Saudi Aramco reaches $2T value in second day of trading - ilamont
https://www.latimes.com/business/story/2019-12-12/saudi-aramco-reaches-goal-two-trillion-second-day
======
nabla9
What an insane country and what an insane IPO.

Aramco is estimated to be valued around $1.5T. But Prince Mohammed had
promised $2-trillion valuation and decided to fake it. He told rich Saudi's to
buy Aramco or else. It involves thinly veiled physical threats.

Saudi Arabia renews push for $2tn Aramco valuation
[https://www.ft.com/content/0043ccf6-1b42-11ea-97df-
cc63de1d7...](https://www.ft.com/content/0043ccf6-1b42-11ea-97df-cc63de1d73f4)

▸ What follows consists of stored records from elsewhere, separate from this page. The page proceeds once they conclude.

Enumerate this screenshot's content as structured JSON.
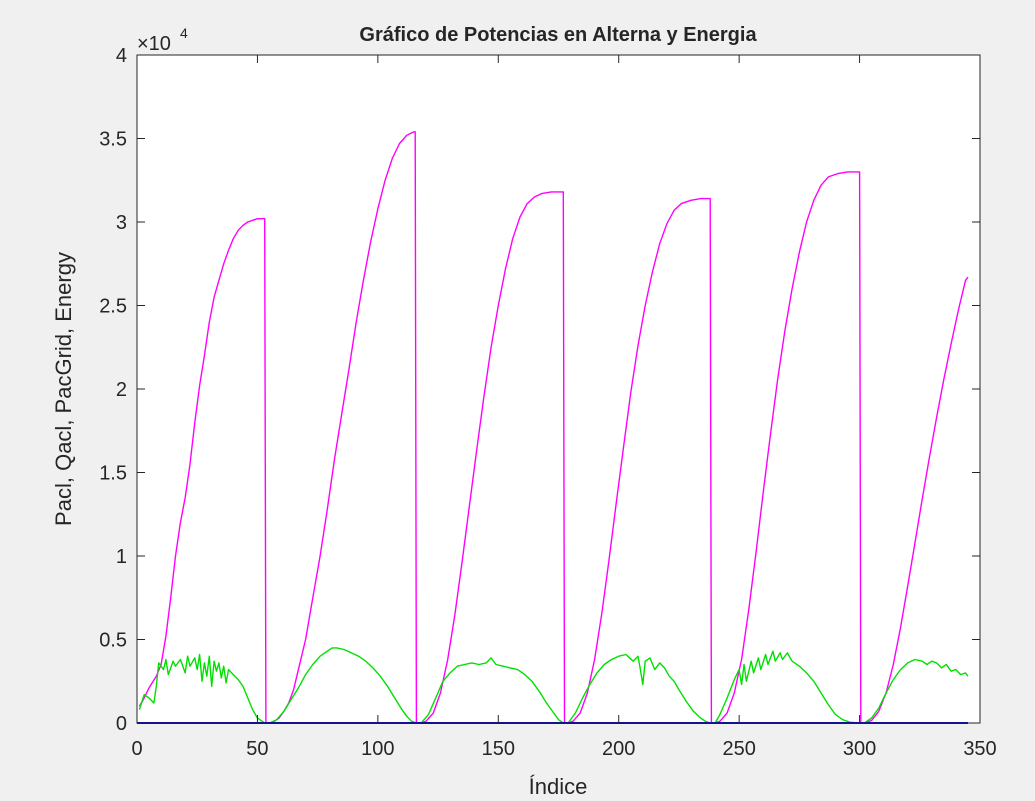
{
  "chart_data": {
    "type": "line",
    "title": "Gráfico de Potencias en Alterna y Energia",
    "xlabel": "Índice",
    "ylabel": "Pacl, Qacl, PacGrid, Energy",
    "exponent_label": {
      "base": "×10",
      "power": "4"
    },
    "xlim": [
      0,
      350
    ],
    "ylim": [
      0,
      40000
    ],
    "xticks": [
      0,
      50,
      100,
      150,
      200,
      250,
      300,
      350
    ],
    "yticks": [
      0,
      5000,
      10000,
      15000,
      20000,
      25000,
      30000,
      35000,
      40000
    ],
    "xtick_labels": [
      "0",
      "50",
      "100",
      "150",
      "200",
      "250",
      "300",
      "350"
    ],
    "ytick_labels": [
      "0",
      "0.5",
      "1",
      "1.5",
      "2",
      "2.5",
      "3",
      "3.5",
      "4"
    ],
    "grid": false,
    "series": [
      {
        "color": "#ff00ff",
        "points": [
          [
            1,
            1000
          ],
          [
            3,
            1500
          ],
          [
            5,
            2100
          ],
          [
            8,
            2800
          ],
          [
            10,
            3500
          ],
          [
            12,
            5200
          ],
          [
            14,
            7500
          ],
          [
            16,
            10000
          ],
          [
            18,
            12000
          ],
          [
            20,
            13500
          ],
          [
            22,
            15500
          ],
          [
            24,
            18000
          ],
          [
            26,
            20200
          ],
          [
            28,
            22000
          ],
          [
            30,
            24000
          ],
          [
            32,
            25500
          ],
          [
            34,
            26500
          ],
          [
            36,
            27500
          ],
          [
            38,
            28300
          ],
          [
            40,
            29000
          ],
          [
            42,
            29500
          ],
          [
            44,
            29800
          ],
          [
            46,
            30000
          ],
          [
            48,
            30100
          ],
          [
            50,
            30200
          ],
          [
            52,
            30200
          ],
          [
            53,
            30200
          ],
          [
            53.5,
            0
          ],
          [
            55,
            0
          ],
          [
            57,
            100
          ],
          [
            59,
            300
          ],
          [
            61,
            700
          ],
          [
            63,
            1200
          ],
          [
            65,
            2000
          ],
          [
            67,
            3200
          ],
          [
            70,
            5000
          ],
          [
            73,
            7500
          ],
          [
            76,
            10000
          ],
          [
            79,
            12800
          ],
          [
            82,
            15800
          ],
          [
            85,
            18500
          ],
          [
            88,
            21200
          ],
          [
            91,
            24000
          ],
          [
            94,
            26500
          ],
          [
            97,
            28800
          ],
          [
            100,
            30800
          ],
          [
            103,
            32500
          ],
          [
            106,
            33800
          ],
          [
            109,
            34700
          ],
          [
            112,
            35200
          ],
          [
            115,
            35400
          ],
          [
            115.5,
            35400
          ],
          [
            116,
            0
          ],
          [
            118,
            0
          ],
          [
            120,
            100
          ],
          [
            123,
            600
          ],
          [
            126,
            1800
          ],
          [
            129,
            3800
          ],
          [
            132,
            6500
          ],
          [
            135,
            9700
          ],
          [
            138,
            13000
          ],
          [
            141,
            16300
          ],
          [
            144,
            19500
          ],
          [
            147,
            22500
          ],
          [
            150,
            25000
          ],
          [
            153,
            27200
          ],
          [
            156,
            29000
          ],
          [
            159,
            30300
          ],
          [
            162,
            31100
          ],
          [
            165,
            31500
          ],
          [
            168,
            31700
          ],
          [
            172,
            31800
          ],
          [
            176,
            31800
          ],
          [
            177,
            31800
          ],
          [
            177.5,
            0
          ],
          [
            179,
            0
          ],
          [
            181,
            100
          ],
          [
            184,
            600
          ],
          [
            187,
            1800
          ],
          [
            190,
            3800
          ],
          [
            193,
            6600
          ],
          [
            196,
            9800
          ],
          [
            199,
            13200
          ],
          [
            202,
            16500
          ],
          [
            205,
            19800
          ],
          [
            208,
            22600
          ],
          [
            211,
            25000
          ],
          [
            214,
            27000
          ],
          [
            217,
            28700
          ],
          [
            220,
            29900
          ],
          [
            223,
            30700
          ],
          [
            226,
            31100
          ],
          [
            230,
            31300
          ],
          [
            234,
            31400
          ],
          [
            238,
            31400
          ],
          [
            238.5,
            0
          ],
          [
            240,
            0
          ],
          [
            242,
            100
          ],
          [
            245,
            600
          ],
          [
            248,
            1800
          ],
          [
            251,
            3800
          ],
          [
            254,
            6800
          ],
          [
            257,
            10200
          ],
          [
            260,
            13800
          ],
          [
            263,
            17300
          ],
          [
            266,
            20600
          ],
          [
            269,
            23500
          ],
          [
            272,
            26000
          ],
          [
            275,
            28200
          ],
          [
            278,
            30000
          ],
          [
            281,
            31300
          ],
          [
            284,
            32200
          ],
          [
            287,
            32700
          ],
          [
            291,
            32900
          ],
          [
            295,
            33000
          ],
          [
            299,
            33000
          ],
          [
            300,
            33000
          ],
          [
            300.5,
            0
          ],
          [
            302,
            0
          ],
          [
            305,
            150
          ],
          [
            308,
            700
          ],
          [
            311,
            1800
          ],
          [
            314,
            3500
          ],
          [
            317,
            5700
          ],
          [
            320,
            8200
          ],
          [
            323,
            10800
          ],
          [
            326,
            13400
          ],
          [
            329,
            15900
          ],
          [
            332,
            18300
          ],
          [
            335,
            20600
          ],
          [
            338,
            22700
          ],
          [
            341,
            24700
          ],
          [
            344,
            26500
          ],
          [
            345,
            26700
          ]
        ]
      },
      {
        "color": "#00e000",
        "points": [
          [
            1,
            800
          ],
          [
            3,
            1700
          ],
          [
            5,
            1500
          ],
          [
            7,
            1200
          ],
          [
            8,
            2200
          ],
          [
            9,
            3600
          ],
          [
            11,
            3200
          ],
          [
            12,
            3800
          ],
          [
            13,
            2900
          ],
          [
            15,
            3700
          ],
          [
            16,
            3400
          ],
          [
            18,
            3800
          ],
          [
            20,
            3000
          ],
          [
            21,
            4000
          ],
          [
            22,
            3400
          ],
          [
            24,
            3900
          ],
          [
            25,
            3200
          ],
          [
            26,
            4100
          ],
          [
            27,
            2500
          ],
          [
            28,
            3600
          ],
          [
            29,
            2800
          ],
          [
            30,
            4000
          ],
          [
            31,
            2200
          ],
          [
            32,
            3700
          ],
          [
            33,
            3100
          ],
          [
            34,
            3600
          ],
          [
            35,
            2700
          ],
          [
            36,
            3400
          ],
          [
            37,
            2400
          ],
          [
            38,
            3200
          ],
          [
            40,
            2900
          ],
          [
            42,
            2600
          ],
          [
            44,
            2200
          ],
          [
            46,
            1500
          ],
          [
            48,
            800
          ],
          [
            50,
            300
          ],
          [
            52,
            100
          ],
          [
            53,
            0
          ],
          [
            55,
            0
          ],
          [
            58,
            200
          ],
          [
            61,
            700
          ],
          [
            64,
            1400
          ],
          [
            67,
            2100
          ],
          [
            70,
            2900
          ],
          [
            73,
            3500
          ],
          [
            76,
            4000
          ],
          [
            79,
            4300
          ],
          [
            81,
            4500
          ],
          [
            83,
            4500
          ],
          [
            86,
            4400
          ],
          [
            89,
            4200
          ],
          [
            92,
            4000
          ],
          [
            95,
            3700
          ],
          [
            98,
            3300
          ],
          [
            101,
            2800
          ],
          [
            104,
            2200
          ],
          [
            107,
            1500
          ],
          [
            110,
            800
          ],
          [
            112,
            400
          ],
          [
            114,
            100
          ],
          [
            116,
            0
          ],
          [
            118,
            0
          ],
          [
            121,
            500
          ],
          [
            124,
            1500
          ],
          [
            127,
            2500
          ],
          [
            130,
            3000
          ],
          [
            133,
            3400
          ],
          [
            136,
            3500
          ],
          [
            139,
            3600
          ],
          [
            142,
            3500
          ],
          [
            145,
            3600
          ],
          [
            147,
            3900
          ],
          [
            149,
            3500
          ],
          [
            152,
            3400
          ],
          [
            155,
            3300
          ],
          [
            158,
            3200
          ],
          [
            161,
            2900
          ],
          [
            164,
            2500
          ],
          [
            167,
            1900
          ],
          [
            170,
            1200
          ],
          [
            173,
            600
          ],
          [
            175,
            200
          ],
          [
            177,
            0
          ],
          [
            179,
            0
          ],
          [
            182,
            600
          ],
          [
            185,
            1500
          ],
          [
            188,
            2300
          ],
          [
            191,
            3000
          ],
          [
            194,
            3500
          ],
          [
            197,
            3800
          ],
          [
            200,
            4000
          ],
          [
            203,
            4100
          ],
          [
            206,
            3700
          ],
          [
            208,
            4000
          ],
          [
            209,
            3200
          ],
          [
            210,
            2300
          ],
          [
            211,
            3700
          ],
          [
            213,
            3900
          ],
          [
            215,
            3200
          ],
          [
            217,
            3600
          ],
          [
            219,
            3300
          ],
          [
            221,
            2800
          ],
          [
            223,
            2500
          ],
          [
            225,
            2000
          ],
          [
            228,
            1300
          ],
          [
            231,
            700
          ],
          [
            234,
            300
          ],
          [
            236,
            100
          ],
          [
            238,
            0
          ],
          [
            240,
            0
          ],
          [
            242,
            500
          ],
          [
            245,
            1500
          ],
          [
            248,
            2600
          ],
          [
            250,
            3200
          ],
          [
            251,
            2300
          ],
          [
            252,
            3500
          ],
          [
            253,
            2500
          ],
          [
            255,
            3700
          ],
          [
            256,
            3000
          ],
          [
            258,
            3900
          ],
          [
            259,
            3200
          ],
          [
            261,
            4100
          ],
          [
            262,
            3500
          ],
          [
            264,
            4300
          ],
          [
            265,
            3700
          ],
          [
            267,
            4200
          ],
          [
            268,
            3800
          ],
          [
            270,
            4200
          ],
          [
            272,
            3700
          ],
          [
            275,
            3400
          ],
          [
            278,
            3000
          ],
          [
            281,
            2500
          ],
          [
            284,
            1800
          ],
          [
            287,
            1100
          ],
          [
            290,
            500
          ],
          [
            293,
            200
          ],
          [
            296,
            50
          ],
          [
            300,
            0
          ],
          [
            302,
            0
          ],
          [
            305,
            300
          ],
          [
            308,
            900
          ],
          [
            311,
            1800
          ],
          [
            314,
            2600
          ],
          [
            317,
            3200
          ],
          [
            320,
            3600
          ],
          [
            323,
            3800
          ],
          [
            326,
            3700
          ],
          [
            328,
            3500
          ],
          [
            330,
            3700
          ],
          [
            332,
            3600
          ],
          [
            334,
            3300
          ],
          [
            336,
            3500
          ],
          [
            338,
            3100
          ],
          [
            340,
            3200
          ],
          [
            342,
            2900
          ],
          [
            344,
            3000
          ],
          [
            345,
            2800
          ]
        ]
      },
      {
        "color": "#0000ff",
        "points": [
          [
            0,
            0
          ],
          [
            345,
            0
          ]
        ]
      }
    ]
  }
}
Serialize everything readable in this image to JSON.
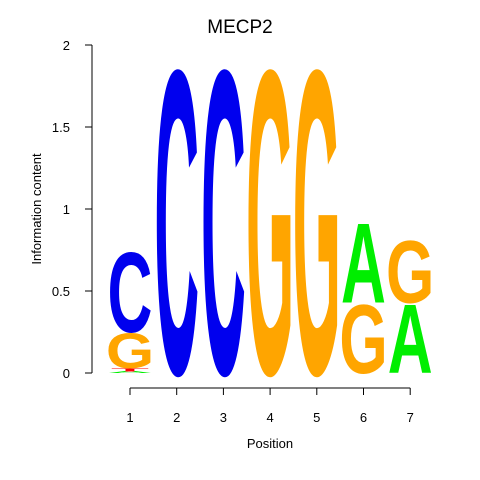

>Many wealthy families, some of whom were caught up in a 2017 anti-corruption
crackdown masterminded by Prince Mohammed that resulted in hundreds of
businessmen and princes being detained at the Ritz-Carlton hotel in Riyadh,
have already bought shares. Some are now being asked to pledge further funds,
advisers to the families said.

>“They’ve been told it is their duty, and everyone understands what that
means,” said one adviser to local wealthy families.

>“This is another Ritz, through different means,” said another banker working
on the deal